Zoom, the video conferencing company that became a household name when remote work spiked during the Covid pandemic, is laying off 1,300 staff.

The move affects about 15% of its workforce, which has seen user growth slow and profits fall recently.

Boss Eric Yuan said he and other leaders would also take big pay cuts, as the company focuses on making sure it can weather the slowdown.

It is joining a large number of other tech firms making similar adjustments.

“But the uncertainty of the global economy, and its effect on our customers, means we need to take a hard – yet important – look inward to reset ourselves so we can weather the economic environment, deliver for our customers and achieve Zoom’s long-term vision.”

Amazon and Salesforce are among the other heavyweights to have announced big job cuts, saying the boom in business they saw during the pandemic was ending.

More than 300 tech firms have laid off nearly 100,000 workers globally since the start of the year, according to Layoffs.fyi, which tracks such announcements.

Zoom especially has faced challenges as rival tech firms upgrade their video offerings.

The firm’s revenue more than tripled in 2020 and grew about 55% in 2021. But last year, the gains slowed to the single digits and its profits dropped sharply.

Shares in the company have plunged more than 80% from their 2020 peak.

Mr Yuan said the cuts would affect every part of the organisation and were aimed at reducing duplicative roles and refocusing on the firm’s top priorities.

Zoom said it expected the restructuring to cost $50m to $68m, with affected staff to receive 16 weeks of salary and health care coverage, as well as other support.

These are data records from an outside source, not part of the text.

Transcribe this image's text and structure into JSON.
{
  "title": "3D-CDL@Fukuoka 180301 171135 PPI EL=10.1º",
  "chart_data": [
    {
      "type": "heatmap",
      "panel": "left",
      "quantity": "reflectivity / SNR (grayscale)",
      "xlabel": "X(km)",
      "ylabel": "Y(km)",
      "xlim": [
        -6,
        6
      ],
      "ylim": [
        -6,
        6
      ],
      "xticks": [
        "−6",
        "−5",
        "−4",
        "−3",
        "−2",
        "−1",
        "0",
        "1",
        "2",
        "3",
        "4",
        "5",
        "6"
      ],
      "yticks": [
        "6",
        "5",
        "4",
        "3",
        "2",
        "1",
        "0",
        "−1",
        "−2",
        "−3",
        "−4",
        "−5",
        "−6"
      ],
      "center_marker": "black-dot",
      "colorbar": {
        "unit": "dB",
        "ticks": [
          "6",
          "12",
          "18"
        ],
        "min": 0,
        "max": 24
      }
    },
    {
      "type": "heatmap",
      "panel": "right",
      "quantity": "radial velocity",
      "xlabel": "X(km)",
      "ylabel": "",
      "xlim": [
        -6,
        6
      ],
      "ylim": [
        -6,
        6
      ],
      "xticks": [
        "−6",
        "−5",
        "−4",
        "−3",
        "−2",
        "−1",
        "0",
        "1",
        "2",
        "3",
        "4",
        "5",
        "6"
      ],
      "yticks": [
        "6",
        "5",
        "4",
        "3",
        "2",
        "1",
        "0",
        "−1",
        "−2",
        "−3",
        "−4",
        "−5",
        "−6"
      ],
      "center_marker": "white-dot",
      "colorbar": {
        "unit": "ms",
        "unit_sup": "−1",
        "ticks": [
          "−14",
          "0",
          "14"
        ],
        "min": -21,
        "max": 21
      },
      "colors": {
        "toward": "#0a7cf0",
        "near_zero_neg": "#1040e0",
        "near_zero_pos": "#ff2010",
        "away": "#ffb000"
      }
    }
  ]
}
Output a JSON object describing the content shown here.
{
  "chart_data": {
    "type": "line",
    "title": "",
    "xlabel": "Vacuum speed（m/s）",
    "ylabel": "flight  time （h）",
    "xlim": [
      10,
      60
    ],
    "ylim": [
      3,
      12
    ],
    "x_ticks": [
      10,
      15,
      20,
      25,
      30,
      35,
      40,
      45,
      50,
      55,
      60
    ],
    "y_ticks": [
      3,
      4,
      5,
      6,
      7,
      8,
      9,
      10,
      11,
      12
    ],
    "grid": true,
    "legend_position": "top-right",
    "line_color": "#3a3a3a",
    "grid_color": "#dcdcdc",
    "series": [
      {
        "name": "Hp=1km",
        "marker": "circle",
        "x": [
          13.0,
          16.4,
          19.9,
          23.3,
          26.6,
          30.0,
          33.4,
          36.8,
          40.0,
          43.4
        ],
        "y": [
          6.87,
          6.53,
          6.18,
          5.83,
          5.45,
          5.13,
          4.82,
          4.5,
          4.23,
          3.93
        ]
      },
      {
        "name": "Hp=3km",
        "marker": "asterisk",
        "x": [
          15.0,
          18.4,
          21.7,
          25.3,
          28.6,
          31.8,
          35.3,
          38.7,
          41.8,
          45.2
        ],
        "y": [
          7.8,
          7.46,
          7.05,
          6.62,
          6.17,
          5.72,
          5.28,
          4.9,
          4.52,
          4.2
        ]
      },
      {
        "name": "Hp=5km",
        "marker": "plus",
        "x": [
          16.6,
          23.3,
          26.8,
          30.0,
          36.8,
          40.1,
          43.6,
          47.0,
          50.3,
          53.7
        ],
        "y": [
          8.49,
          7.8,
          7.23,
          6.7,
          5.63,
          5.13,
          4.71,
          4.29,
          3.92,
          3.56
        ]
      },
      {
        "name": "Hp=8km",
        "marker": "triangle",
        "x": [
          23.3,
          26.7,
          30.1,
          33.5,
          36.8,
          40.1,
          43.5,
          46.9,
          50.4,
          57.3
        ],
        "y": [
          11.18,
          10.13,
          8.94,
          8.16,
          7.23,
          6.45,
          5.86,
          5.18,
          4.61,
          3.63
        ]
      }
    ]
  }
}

Mr Yuan said he would also reduce his salary in the coming fiscal year by 98% and forego his bonus. Other members of the executive leadership team will see their base salaries fall by 20% and lose bonuses, he added.

“We worked tirelessly.. but we also made mistakes. We didn’t take as much time as we should have to thoroughly analyze our teams or assess if we were growing sustainably, toward the highest priorities,” Mr Yuan said.

“As the CEO and founder of Zoom, I am accountable for these mistakes and the actions we take today – and I want to show accountability not just in words but in my own actions.”

Shares in the firm jumped more than 8% following the announcement.